En effet, un jeune homme portant le même veston gris à festons bleus avait déjà rassemblé les malles et les faisait charger sur un chariot. Charles salua le commandant avec la même déférence, ce qui fit murmurer à John un « Je ne m’y ferai jamais » qui arracha un sourire à sa femme. Quelques minutes plus tard, la voiture pénétrait dans une allée pavée bordée de rosiers en fleurs que surplombaient des magnolias géants. Charles fit le tour d’un parterre coloré et vint s’arrêter devant le porche où se tenait Sarah Hamilton, sanglée dans une robe noire de taffetas, le visage impassible. Les fillettes dévisageaient, impressionnées, la vieille dame immobile au menton haut, que le col montant de son vêtement, simplement orné d’un camé, faisait paraître encore plus stricte.
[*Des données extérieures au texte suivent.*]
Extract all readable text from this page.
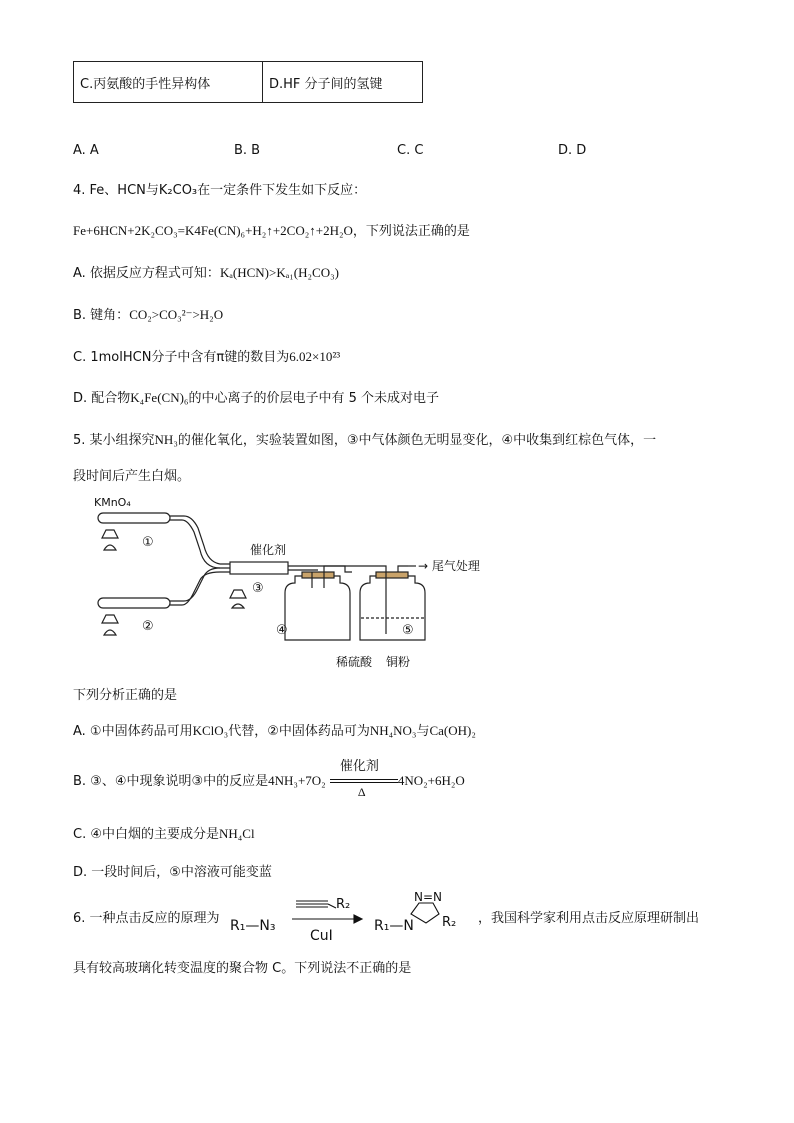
C.丙氨酸的手性异构体	D.HF 分子间的氢键
A. A	B. B	C. C	D. D
4. Fe、HCN与K₂CO₃在一定条件下发生如下反应：
Fe+6HCN+2K₂CO₃=K4Fe(CN)₆+H₂↑+2CO₂↑+2H₂O，下列说法正确的是
A. 依据反应方程式可知：Kₐ(HCN)>Kₐ₁(H₂CO₃)
B. 键角：CO₂>CO₃²⁻>H₂O
C. 1molHCN分子中含有π键的数目为6.02×10²³
D. 配合物K₄Fe(CN)₆的中心离子的价层电子中有 5 个未成对电子
5. 某小组探究NH₃的催化氧化，实验装置如图，③中气体颜色无明显变化，④中收集到红棕色气体，一
段时间后产生白烟。
KMnO₄
①
②
催化剂
③
→ 尾气处理
④	⑤
稀硫酸 铜粉
下列分析正确的是
A. ①中固体药品可用KClO₃代替，②中固体药品可为NH₄NO₃与Ca(OH)₂
B. ③、④中现象说明③中的反应是4NH₃+7O₂
催化剂
Δ
4NO₂+6H₂O
C. ④中白烟的主要成分是NH₄Cl
D. 一段时间后，⑤中溶液可能变蓝
6. 一种点击反应的原理为 R₁—N₃
R₂
CuI
R₁—N
N=N
R₂ ，我国科学家利用点击反应原理研制出
具有较高玻璃化转变温度的聚合物 C。下列说法不正确的是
Elle tenait ses mains croisées devant elle sur le haut de sa jupe. Les poignets de dentelle noire laissaient à peine apparaître ses longs doigts ridés et blancs auxquels ne brillaient que sa bague de fiançailles en rubis et son alliance. Ses cheveux d’un gris perle étincelant, partagés en deux bandeaux couvrant les oreilles et rassemblés en un chignon retenu par un filet sur la nuque, achevaient le tableau impressionnant d’une grand-mère qu’elles n’avaient jamais vue. Pourtant, les fillettes furent surprises de la ressemblance avec leur mère. Elles retrouvèrent immédiatement chez la vieille dame les grands yeux gris et le visage rond qui rendaient leur mère si douce et chaleureuse. Malgré l’âge et ses marques, Sarah conservait un teint rosé qui donnait l’impression qu’elle avait couru, ce qui était en totale contradiction avec sa façon de se tenir, très droite, parfaitement inerte devant elles. Le visage de la vieille dame s’anima soudain pour afficher un sourire radieux qui sembla la rajeunir de plusieurs années. Les fillettes, intimidées se tenaient alignées devant la voiture, n’osant faire un pas. Quand Sarah Hamilton s’approcha, chacune fit une révérence plus ou moins réussie en se présentant. Mais son sourire bienveillant les rassura vite. Sarah prit Madeleine et Victoria par la main et, faisant signe aux autres de les suivre, les entraîna dans la belle maison de pierres blanches avec des chuchotements et des clins d’œil de conspirateur.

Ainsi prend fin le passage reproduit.